(Pedagogy for the economists)
It’s time to retire the concept of “returns to scale”, at least in our intro/intermediate microeconomics. I don’t think it’s doing anything useful for us, it’s meaningful only as a pure thought experiment, and I think it confounds understanding of more relevant types of return to inputs in production.
I confess that I have never quite been able to understand the returns to scale thought experiment anyway. Scale up all inputs by the same proportion; by what proportion does output scale up? I don’t get how the answer can be anything other than the same proportion, constant returns to scale. I’m picturing an exact replica of Earth in a parallel universe, with an exact replica of the organization or factory or whatever it is we’re thinking about. As long as things are deterministic, what could possibly make output in the replica on Earth-2 different than in the original on Earth-1? “Scale up all scale-able inputs” is cheating, so that’s not going to cut it.
The perennial confusion with the concept of “economies of scale” is perhaps an indication that returns to scale is not doing good work for us. Economies of scale seems a fuzzier concept, but it gets at what we’re really trying to express. If I want to increase output, how does my average cost of producing each unit change? This is not an Earth-2 story anymore, but rather one that admits increasing returns to a single input, “scale up all scale-able inputs”, arguably dynamic stories like learning by doing or getting “up to speed”, and so on. So it’s for sure less clean of a concept than returns to scale, but it doesn’t back us in to weird thought experiment corners.
The tension is related to that other slippery concept, the “long run”. The point of that one is that in the long run a producer can alter the amount of any input it chooses, but in the short run at least one input is locked in at a given amount. The long run buys us the important fulcrum of entry and exit in industry dynamics: the long run is the time in which you can shut down and get out of Dodge with no more assets or liabilities forevermore. All inputs taken to zero, since everything is variable in the long run.

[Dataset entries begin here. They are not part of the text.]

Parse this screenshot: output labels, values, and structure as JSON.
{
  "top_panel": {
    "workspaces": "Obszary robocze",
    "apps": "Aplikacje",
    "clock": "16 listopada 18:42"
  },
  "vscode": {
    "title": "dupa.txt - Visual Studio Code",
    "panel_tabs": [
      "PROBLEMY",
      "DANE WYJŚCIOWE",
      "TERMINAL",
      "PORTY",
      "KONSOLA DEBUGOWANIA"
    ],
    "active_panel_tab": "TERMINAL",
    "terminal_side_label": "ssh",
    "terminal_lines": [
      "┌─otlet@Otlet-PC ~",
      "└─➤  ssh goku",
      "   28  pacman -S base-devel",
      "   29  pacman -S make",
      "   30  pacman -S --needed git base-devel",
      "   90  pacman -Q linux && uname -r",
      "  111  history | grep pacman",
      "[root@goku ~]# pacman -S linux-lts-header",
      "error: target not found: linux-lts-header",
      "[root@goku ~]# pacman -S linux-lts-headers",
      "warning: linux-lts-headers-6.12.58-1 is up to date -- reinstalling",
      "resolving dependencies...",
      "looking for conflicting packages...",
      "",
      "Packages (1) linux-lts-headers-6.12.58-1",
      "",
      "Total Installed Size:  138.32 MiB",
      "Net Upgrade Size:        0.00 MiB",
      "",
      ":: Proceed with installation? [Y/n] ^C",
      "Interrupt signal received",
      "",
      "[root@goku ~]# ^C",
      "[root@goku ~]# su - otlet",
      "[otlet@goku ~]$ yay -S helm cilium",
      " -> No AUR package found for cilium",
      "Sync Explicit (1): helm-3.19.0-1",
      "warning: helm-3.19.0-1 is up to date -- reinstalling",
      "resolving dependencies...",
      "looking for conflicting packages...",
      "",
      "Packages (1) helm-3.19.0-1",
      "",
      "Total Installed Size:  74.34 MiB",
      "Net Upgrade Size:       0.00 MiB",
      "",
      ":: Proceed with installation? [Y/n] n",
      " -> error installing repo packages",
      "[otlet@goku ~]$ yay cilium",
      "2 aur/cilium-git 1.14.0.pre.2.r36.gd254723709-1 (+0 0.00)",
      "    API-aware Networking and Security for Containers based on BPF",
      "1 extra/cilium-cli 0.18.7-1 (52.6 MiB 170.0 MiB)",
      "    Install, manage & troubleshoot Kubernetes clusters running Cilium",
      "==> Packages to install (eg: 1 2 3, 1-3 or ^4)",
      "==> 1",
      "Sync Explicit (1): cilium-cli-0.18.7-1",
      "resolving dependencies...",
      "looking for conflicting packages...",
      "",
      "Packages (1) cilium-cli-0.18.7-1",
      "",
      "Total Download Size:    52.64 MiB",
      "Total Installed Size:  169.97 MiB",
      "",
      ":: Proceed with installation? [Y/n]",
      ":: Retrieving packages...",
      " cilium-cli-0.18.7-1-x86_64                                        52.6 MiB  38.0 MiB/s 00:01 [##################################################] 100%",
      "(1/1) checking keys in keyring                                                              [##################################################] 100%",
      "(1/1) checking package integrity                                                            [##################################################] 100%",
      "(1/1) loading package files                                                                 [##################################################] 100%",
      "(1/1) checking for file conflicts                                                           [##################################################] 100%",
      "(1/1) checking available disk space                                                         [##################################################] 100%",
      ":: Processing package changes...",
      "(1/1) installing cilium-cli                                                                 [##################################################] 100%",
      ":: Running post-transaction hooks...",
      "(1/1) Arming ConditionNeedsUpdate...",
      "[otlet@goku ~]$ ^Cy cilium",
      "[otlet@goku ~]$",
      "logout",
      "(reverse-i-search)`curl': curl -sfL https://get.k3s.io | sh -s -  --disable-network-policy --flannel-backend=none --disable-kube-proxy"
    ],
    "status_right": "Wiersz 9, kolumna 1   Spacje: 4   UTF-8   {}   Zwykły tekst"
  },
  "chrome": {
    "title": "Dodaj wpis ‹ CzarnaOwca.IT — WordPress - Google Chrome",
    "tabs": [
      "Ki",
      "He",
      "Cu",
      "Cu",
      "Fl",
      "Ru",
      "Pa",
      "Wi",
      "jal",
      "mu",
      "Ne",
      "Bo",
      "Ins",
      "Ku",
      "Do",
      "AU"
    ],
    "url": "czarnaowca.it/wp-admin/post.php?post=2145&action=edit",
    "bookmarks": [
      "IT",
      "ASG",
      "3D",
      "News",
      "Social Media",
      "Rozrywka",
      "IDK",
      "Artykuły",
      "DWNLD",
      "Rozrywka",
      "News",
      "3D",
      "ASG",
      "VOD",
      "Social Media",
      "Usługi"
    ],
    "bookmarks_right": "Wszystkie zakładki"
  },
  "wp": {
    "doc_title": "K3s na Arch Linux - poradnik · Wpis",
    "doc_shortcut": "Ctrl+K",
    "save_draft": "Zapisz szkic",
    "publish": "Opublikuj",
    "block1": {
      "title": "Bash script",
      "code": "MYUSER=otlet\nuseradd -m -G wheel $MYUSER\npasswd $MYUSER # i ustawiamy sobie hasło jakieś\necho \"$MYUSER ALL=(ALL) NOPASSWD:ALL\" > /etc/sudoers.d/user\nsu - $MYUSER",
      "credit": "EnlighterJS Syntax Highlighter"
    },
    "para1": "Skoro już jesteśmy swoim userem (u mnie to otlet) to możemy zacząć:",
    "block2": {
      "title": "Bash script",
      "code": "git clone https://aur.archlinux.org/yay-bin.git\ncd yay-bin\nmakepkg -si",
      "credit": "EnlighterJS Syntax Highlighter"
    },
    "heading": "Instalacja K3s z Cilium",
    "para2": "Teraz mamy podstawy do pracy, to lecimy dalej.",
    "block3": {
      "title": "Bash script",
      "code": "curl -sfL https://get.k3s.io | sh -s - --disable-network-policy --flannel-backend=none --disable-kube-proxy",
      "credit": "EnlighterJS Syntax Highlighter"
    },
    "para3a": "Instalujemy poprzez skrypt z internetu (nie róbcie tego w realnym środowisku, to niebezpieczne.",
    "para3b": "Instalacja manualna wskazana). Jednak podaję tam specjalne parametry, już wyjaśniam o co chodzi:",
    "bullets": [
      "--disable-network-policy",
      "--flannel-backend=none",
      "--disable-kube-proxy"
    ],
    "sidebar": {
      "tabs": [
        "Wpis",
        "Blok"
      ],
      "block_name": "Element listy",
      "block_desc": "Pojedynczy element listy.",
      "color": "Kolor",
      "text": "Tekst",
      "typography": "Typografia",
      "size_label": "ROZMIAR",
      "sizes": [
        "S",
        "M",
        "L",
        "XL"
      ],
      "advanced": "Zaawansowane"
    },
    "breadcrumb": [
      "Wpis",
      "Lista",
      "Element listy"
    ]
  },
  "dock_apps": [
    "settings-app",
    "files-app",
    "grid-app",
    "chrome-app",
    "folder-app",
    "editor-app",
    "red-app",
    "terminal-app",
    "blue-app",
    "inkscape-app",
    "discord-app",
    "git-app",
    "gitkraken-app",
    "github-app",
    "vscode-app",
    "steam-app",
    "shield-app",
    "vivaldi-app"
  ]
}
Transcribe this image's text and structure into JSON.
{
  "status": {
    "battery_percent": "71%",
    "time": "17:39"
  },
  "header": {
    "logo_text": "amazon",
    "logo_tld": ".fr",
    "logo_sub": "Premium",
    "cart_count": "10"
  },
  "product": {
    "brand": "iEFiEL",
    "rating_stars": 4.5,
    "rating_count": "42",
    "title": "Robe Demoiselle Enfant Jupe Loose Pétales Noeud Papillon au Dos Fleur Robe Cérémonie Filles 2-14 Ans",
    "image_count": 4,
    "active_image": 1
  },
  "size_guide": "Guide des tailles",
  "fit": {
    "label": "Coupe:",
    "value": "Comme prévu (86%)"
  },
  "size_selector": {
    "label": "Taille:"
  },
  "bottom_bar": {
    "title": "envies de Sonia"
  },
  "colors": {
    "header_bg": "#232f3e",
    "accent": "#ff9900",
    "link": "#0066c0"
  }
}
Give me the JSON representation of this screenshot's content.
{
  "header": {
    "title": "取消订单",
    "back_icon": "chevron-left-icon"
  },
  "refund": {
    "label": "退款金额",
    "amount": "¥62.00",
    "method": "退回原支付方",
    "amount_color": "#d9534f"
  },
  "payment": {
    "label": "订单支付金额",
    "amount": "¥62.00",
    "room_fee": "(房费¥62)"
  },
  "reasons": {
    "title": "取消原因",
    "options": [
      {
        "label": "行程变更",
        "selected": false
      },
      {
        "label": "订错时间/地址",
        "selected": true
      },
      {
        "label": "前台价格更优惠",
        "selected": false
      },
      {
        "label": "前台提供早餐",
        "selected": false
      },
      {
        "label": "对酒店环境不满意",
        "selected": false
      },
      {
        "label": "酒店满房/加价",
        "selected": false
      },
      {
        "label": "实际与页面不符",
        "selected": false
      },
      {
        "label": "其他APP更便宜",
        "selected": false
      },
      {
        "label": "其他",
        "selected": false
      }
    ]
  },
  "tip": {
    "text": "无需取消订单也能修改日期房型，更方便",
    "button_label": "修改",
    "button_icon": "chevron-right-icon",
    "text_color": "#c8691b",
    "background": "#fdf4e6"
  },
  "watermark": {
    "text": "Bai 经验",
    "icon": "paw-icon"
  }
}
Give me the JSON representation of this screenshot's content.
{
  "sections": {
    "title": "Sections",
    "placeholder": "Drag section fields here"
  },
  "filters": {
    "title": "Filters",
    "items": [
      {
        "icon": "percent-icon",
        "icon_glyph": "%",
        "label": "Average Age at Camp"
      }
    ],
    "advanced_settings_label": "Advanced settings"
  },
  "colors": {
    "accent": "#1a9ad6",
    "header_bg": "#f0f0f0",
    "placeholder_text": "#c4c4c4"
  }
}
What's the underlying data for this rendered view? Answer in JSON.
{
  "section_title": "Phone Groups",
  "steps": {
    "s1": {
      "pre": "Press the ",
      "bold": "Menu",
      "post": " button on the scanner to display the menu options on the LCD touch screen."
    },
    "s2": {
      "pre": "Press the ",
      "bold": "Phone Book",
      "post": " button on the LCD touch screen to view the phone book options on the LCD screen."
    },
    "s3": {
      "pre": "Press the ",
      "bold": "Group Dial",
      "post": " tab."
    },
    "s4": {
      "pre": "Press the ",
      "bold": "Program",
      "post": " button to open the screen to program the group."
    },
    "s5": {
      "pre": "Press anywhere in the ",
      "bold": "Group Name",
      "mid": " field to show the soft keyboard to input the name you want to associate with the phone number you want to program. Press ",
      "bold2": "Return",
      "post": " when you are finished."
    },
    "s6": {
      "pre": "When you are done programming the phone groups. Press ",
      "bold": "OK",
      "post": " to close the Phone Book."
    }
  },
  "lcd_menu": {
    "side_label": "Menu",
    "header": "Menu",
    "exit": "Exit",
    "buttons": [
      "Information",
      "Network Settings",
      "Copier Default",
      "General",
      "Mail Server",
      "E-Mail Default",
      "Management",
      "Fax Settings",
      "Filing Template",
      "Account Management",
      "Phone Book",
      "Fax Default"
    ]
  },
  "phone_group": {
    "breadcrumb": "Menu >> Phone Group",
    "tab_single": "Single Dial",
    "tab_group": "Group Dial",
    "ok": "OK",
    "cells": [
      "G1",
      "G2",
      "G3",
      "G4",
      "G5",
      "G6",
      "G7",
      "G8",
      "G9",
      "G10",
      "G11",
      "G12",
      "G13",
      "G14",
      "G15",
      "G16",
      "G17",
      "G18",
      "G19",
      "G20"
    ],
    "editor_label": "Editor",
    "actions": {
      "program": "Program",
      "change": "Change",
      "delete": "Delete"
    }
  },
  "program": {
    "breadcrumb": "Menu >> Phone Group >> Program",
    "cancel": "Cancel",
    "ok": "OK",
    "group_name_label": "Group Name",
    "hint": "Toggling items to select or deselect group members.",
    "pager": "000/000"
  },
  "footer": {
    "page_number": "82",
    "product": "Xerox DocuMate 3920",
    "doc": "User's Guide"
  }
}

It seems like such a small step from the long run concept to the returns to scale concept. But scaling up production is not the same beast as starting up or shutting down. The symmetry does not work. As a practical matter, shutting down might be a scaling down of factor zero, but the scaling up is never the true scaling up of the returns to scale exercise. As a theoretical matter, what we are talking about here is the relationship between average costs and amount of output in the long run; this is a technological question, and an input market question, not a scaling up question.
In sum, I think that a pedantic insistence on comprehending returns to scale can wait at least until mathematical microeconomics, where the true role and nature of the concept can be given space to breathe. At the lower level, I think the difficulty in having the concept “take” is ingrained in the idea and not a failing of the student. In my experience it impedes intuition and causes disproportionate pain, and so I think it can go.